A common trap: before decomposing into partial fractions, check if the rational function is improper (numerator degree ≥ denominator degree). If so, perform polynomial long division first. The quotient becomes a polynomial that integrates directly, and the remainder ： now a proper fraction ： is where partial fractions apply. Skipping this step produces an incorrect decomposition and wastes valuable exam time.

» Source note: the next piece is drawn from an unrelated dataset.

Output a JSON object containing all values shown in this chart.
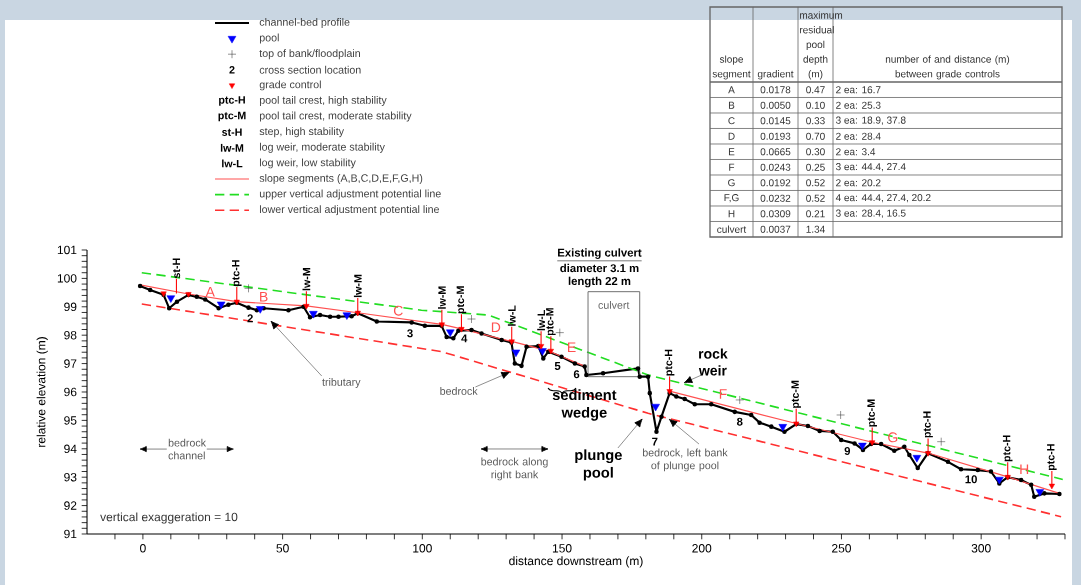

一个常见陷阱：在分解部分分式之前，检查有理函数是否为假分数（分子次数不小于分母次数）。如果是，先进行多项式长除法。商成为可直接积分的多项式，余数：现在是一个真分数：才是部分分式的应用对象。跳过这一步会产生错误的分解并浪费宝贵的考试时间。

Summary and Exam Tips 总结与考试技巧

Each integration method has its own signature: substitution shines when you see a function and its derivative paired together; integration by parts handles products where one factor simplifies upon differentiation; and partial fractions decompose rational functions into log-integrable pieces. The hardest A-Level questions mix these techniques ： for example, a substitution that transforms a radical into a rational function, followed by partial fractions. Practise identifying which method to apply first: scan the integrand for composite structures (substitution), product patterns (by parts), or rational expressions (partial fractions). Always check your answer by differentiating, and remember that if one method leads to a dead end, simply start again with a different approach. With deliberate practice across all three methods, integration becomes a reliable source of marks rather than a source of anxiety.
每种积分法都有其特征信号：当看到一个函数与其导数成对出现时，换元法最为有效；分部积分法处理其中一个因式微分后化简的乘积；部分分式法将有理函数分解为可化为对数的片段。最难的A-Level题目融合这些技巧：例如，换元将根式转化为有理函数后再用部分分式。练习识别先应用哪种方法：扫描被积函数中是否有复合结构（换元）、乘积模式（分部）、或有理表达式（部分分式）。始终通过微分来验证答案，记住如果一种方法走进死胡同，只需用不同方法重新开始。通过对三种方法的有针对性练习，积分将成为可靠的得分来源而非焦虑来源。